Page MenuHomeSoftware Heritage

Add a public API endpoint to get the metadata of an origin
Closed, MigratedEdits Locked

Description

The indexer storage API provides an endpoint to get the metadata (origin_intrinsic_metadata_get).

It would be useful to have this endpoint public, similarly to origin_intrinsic_metadata_search_fulltext.

This requires changing code only in swh-web; that is very similar to what is already done for the fulltext search, except using origin ids as arguments instead of text.

Event Timeline

vlorentz triaged this task as Normal priority.Mar 28 2019, 2:40 PM
vlorentz created this task.

If this issue is open, I can work on this. I believe I have to add the endpoint in /swh-web/swh/web/api/views/origin.py. I will probably have to populate the db with an origin and test the api by making http requests, or is there a better way?

This is will also require adding a function to in swh/web/common/service.py that makes the query to swh-storage. The response will then have to be converted to a json response. I would like to take this up and add this api. Please suggest if there is wrong with the changes I am suggesting.

In T1613#33881, @twitu wrote:

If this issue is open, I can work on this. I believe I have to add the endpoint in /swh-web/swh/web/api/views/origin.py.

Correct

I will probably have to populate the db with an origin and test the api by making http requests, or is there a better way?

It's already populated for the unit tests, to test origin_intrinsic_metadata_search_fulltext.

In T1613#33907, @twitu wrote:

This is will also require adding a function to in swh/web/common/service.py that makes the query to swh-storage.

No, to make the query to swh-indexer's storage (like origin_intrinsic_metadata_search_fulltext does).

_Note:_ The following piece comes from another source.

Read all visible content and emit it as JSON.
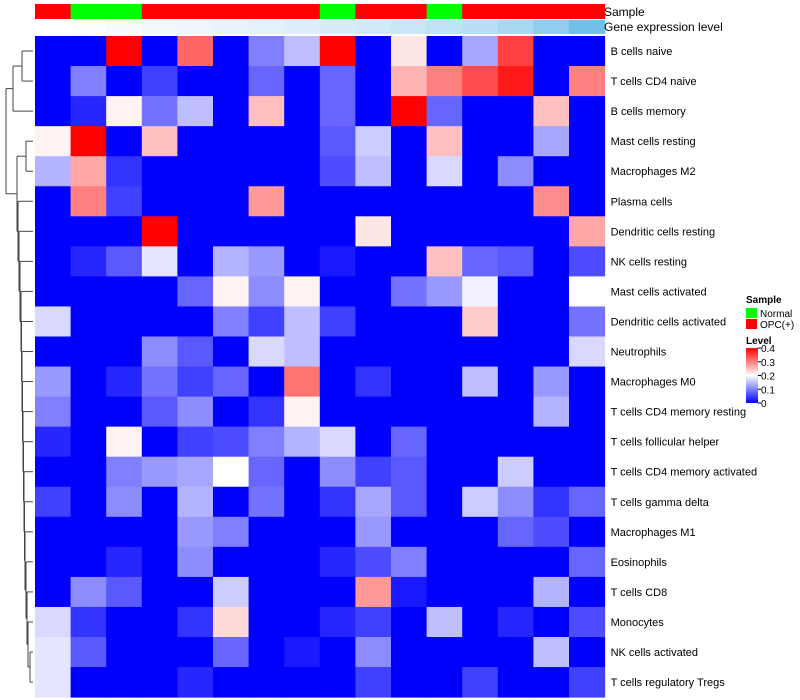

Ok I'll try to implement and test this by tomorrow.

I wan to clarify the return value for this api. In swh-storage, table origin_metadata contains the metadata of an origin for a visit, listing etc. The primary key is an auto incremented value. This means that there can be multiple entries for a single origin_id. What is the expected JSON response for this API? I can include origin_id and a list of metadata values, is there anything else to return?

Don't use the origin_metadata of swh-storage, it contains a different kind of metadata that we are not interested in for now.

This task is completed it can be closed.

vlorentz assigned this task to twitu.